Geneva, Suisse, 14 septembre 2017

​L’économie mondiale peine à se redresser. Un nouveau rapport de la CNUCED, le Rapport sur le commerce et le développement, 2017 : Au-delà de l’austérité – vers une nouvelle donne mondiale, présente une alternative ambitieuse pour rendre l’économie plus inclusive et solidaire.

Lors du lancement du rapport, le Secrétaire général de la CNUCED, Mukhisa Kituyi, a déclaré : « La conjugaison d’un fort endettement et d’une faible demande au niveau mondial a eu pour effet d’empêcher une croissance soutenue de l’économie mondiale ».

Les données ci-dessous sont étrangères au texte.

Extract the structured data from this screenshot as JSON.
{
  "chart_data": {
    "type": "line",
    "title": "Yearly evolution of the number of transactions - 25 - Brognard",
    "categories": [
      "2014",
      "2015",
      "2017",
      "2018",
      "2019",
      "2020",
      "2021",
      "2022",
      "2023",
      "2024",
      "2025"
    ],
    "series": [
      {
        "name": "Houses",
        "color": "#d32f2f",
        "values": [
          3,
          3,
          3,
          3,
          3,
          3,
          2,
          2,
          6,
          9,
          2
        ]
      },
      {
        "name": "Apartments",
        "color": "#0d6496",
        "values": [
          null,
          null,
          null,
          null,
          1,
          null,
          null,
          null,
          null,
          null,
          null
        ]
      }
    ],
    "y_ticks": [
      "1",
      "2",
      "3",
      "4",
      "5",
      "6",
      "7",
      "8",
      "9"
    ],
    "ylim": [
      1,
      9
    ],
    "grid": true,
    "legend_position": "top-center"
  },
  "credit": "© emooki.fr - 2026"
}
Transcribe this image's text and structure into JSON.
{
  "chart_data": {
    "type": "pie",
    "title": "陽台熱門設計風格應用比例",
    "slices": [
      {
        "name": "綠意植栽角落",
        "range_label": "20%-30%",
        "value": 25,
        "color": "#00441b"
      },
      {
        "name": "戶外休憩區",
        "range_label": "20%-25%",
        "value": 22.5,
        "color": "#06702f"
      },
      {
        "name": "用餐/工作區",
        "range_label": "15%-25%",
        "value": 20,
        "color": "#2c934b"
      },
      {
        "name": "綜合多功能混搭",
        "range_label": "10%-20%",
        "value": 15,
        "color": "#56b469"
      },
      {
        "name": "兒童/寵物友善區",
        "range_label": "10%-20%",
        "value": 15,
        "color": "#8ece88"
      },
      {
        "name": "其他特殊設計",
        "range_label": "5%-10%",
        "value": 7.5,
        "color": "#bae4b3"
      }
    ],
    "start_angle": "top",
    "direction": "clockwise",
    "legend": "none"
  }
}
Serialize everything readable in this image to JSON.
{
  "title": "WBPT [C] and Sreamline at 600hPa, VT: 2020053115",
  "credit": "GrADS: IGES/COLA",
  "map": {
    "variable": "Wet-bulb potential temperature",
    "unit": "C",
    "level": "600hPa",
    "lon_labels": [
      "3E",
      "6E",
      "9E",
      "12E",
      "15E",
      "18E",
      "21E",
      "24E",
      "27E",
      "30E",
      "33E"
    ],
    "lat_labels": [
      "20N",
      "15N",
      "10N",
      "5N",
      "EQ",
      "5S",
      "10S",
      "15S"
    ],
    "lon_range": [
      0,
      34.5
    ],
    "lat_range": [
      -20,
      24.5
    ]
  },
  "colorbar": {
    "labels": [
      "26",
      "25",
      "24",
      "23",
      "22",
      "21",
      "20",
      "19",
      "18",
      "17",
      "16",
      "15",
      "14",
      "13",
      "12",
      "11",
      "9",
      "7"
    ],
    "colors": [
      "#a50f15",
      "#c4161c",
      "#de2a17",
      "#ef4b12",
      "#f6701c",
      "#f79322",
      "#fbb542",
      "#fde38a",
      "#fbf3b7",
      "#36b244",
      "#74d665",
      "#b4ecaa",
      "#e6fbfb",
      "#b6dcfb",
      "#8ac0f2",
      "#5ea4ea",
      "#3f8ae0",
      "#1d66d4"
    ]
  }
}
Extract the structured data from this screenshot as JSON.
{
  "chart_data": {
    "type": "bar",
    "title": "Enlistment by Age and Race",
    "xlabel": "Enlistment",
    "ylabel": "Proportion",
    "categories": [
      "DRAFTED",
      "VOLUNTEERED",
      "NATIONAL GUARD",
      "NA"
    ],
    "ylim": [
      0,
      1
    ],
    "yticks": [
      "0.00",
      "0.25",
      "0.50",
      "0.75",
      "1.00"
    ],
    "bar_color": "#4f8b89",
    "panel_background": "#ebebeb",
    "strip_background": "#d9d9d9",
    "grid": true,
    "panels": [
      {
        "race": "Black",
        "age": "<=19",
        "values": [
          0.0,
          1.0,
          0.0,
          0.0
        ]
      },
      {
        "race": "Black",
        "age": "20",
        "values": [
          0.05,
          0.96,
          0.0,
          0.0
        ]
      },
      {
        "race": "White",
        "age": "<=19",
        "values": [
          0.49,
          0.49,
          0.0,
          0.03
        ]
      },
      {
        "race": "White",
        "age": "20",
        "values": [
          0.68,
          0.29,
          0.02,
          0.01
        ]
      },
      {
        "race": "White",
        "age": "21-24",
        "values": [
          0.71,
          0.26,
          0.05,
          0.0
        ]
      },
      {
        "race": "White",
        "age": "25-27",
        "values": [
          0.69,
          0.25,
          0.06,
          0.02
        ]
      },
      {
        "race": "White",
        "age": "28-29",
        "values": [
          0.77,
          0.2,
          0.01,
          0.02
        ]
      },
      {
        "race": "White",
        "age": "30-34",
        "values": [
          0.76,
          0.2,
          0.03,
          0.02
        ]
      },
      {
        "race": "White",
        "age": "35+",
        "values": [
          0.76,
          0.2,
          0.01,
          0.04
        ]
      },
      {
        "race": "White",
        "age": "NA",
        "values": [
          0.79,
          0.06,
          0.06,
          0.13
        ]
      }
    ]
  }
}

Le rapport estime que les êtres humains devraient passer avant les profits et appelle ainsi à faire peau neuve au XXIème siècle en proposant une « nouvelle donne » mondiale. Pour mener à bien cette rénovation, il sera essentiel de sortir de l’austérité, de mettre au pas les entreprises qui ont soif de rente et de mobiliser des ressources financières pour soutenir la création d’emplois et l’investissement dans les infrastructures.

Des hauts et des bas

Selon la CNUCED, en 2017, l’économie mondiale se redresse mais ne décolle pas. Elle devrait enregistrer un taux de croissance de 2,6 %, légèrement supérieur à celui de 2016, mais bien inférieur au taux moyen d’avant la crise financière, qui était de 3,2 %. La situation s’améliore quelque peu dans la plupart des régions ; l’Amérique latine sort de la récession et enregistre la plus forte reprise, même si celle-ci n’est que de 1,2 %. Les pays de la zone euro devraient connaître leur plus forte croissance depuis 2010 (1,8 %), mais ils sont toujours à la traîne des États-Unis (voir le tableau).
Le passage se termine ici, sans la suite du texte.